The opinion of the court was delivered by: BRUCHHAUSEN
BRUCHHAUSEN, District Judge.
The plaintiff instituted this action, pursuant to Section 4241(a) of the Internal Revenue Code of 1954, to recover the sum of $383.83 and interest, assessed on May 28, 1965 and paid by him on June 3, 1965. The assessment was for excise tax on his club initiation fees for the last quarter of the calendar year of 1960. No return therefor was filed.
A return for membership dues was filed by the club and the required excise taxes therefor were paid. The said return made no reference to initiation fees.

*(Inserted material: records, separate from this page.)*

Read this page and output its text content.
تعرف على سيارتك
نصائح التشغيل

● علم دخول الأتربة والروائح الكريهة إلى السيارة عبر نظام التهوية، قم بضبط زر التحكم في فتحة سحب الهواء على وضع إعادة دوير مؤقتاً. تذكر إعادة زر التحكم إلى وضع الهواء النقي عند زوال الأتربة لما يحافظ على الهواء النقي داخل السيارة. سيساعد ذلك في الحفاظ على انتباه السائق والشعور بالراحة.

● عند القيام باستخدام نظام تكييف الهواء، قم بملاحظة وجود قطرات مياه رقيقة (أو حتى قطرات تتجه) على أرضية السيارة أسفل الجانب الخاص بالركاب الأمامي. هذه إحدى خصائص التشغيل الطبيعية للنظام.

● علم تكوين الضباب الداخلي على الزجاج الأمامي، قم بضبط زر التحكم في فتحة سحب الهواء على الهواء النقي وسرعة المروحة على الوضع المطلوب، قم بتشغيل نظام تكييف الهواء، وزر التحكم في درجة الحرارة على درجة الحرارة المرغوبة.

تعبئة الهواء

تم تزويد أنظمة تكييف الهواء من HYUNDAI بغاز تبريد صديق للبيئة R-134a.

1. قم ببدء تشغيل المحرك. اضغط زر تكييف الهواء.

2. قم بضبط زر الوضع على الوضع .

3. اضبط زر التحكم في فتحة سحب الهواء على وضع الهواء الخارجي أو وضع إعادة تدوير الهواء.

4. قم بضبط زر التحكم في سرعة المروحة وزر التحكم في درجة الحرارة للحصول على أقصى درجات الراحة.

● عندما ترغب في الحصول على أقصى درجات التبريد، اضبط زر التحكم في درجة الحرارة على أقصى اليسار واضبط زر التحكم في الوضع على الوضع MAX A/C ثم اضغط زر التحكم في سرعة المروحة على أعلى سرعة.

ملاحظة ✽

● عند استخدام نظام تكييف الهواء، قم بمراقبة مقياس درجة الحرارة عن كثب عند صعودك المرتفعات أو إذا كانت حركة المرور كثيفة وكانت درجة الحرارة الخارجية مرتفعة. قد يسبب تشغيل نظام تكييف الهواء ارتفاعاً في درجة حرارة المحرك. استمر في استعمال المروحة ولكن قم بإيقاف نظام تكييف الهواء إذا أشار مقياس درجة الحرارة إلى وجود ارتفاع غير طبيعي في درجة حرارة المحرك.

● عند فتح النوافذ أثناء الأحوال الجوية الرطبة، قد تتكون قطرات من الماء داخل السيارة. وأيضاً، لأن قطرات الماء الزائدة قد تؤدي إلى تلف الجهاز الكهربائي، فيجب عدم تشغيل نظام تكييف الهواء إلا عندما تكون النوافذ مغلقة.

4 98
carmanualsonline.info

The facts are undisputed. They were stipulated. The stipulation is marked Exhibit 1.
The sole issue presented is whether the assessment for excise tax on plaintiff's initiation fees, made pursuant to 26 U.S.C. 6501(a), was barred by the statute of limitations.
The plaintiff's principal contention is that initiation fees and membership dues are elements for the imposition of a single excise tax and that the filing of a return for the membership dues caused the statute to run as to the tax on initiation fees.
The defendant asserts that these taxes are divisible and said statute does not commence to run as to the excise tax on the club initiation fees until a return therefor is filed. Accordingly, the said tax may be assessed at any time.
It is important to ascertain whether excise taxes on membership dues and initiation fees are divisible and, therefore, constitute separate taxable transactions.
The law is clear that the tax on initiation fees is a divisible tax and that a return therefor must be filed before the statute may commence to run. See McDonald v. United States, 6 Cir., 315 F.2d 796. The Government relied on 26 U.S.C. 6501(c)(3):
" No return. - In the case of failure to file a return, the tax may be assessed, or a proceeding in court for the collection of such tax may be begun without assessment, at any time."
In Clarksdale Rubber Company v. United States, D.C., 243 F. Supp. 465, the Court at page 467, after citing the said section, held in part:
"The plain language of these statutes and, apparently, all the other law is against plaintiff's contention. Where as here an excise tax return was not filed, the Court of Appeals for the Sixth Circuit in McDonald v. United States, 315 F.2d 796 (6th Cir. 1963), upheld the validity of an assessment and collection of an excise tax thirteen years after it first became due. The court, among other things, said: Under the view we express, the door is open for the government to go back, without limit in time, and make assessments against citizens who honestly believed they had made all the returns and paid all the taxes that the law required. * * * The good faith of the taxpayer in failing to file a return cannot aid them here. * * * Statutes of limitations barring collection of taxes, liability for which did accrue, are strictly construed in favor of the government * * * and their applicability will not be presumed in the absence of clear congressional action. * * * The absence of any limitation, under the situation before us, may indeed visit unfair burdens and expense upon innocent taxpayers. If so, Congress can provide the needed remedy.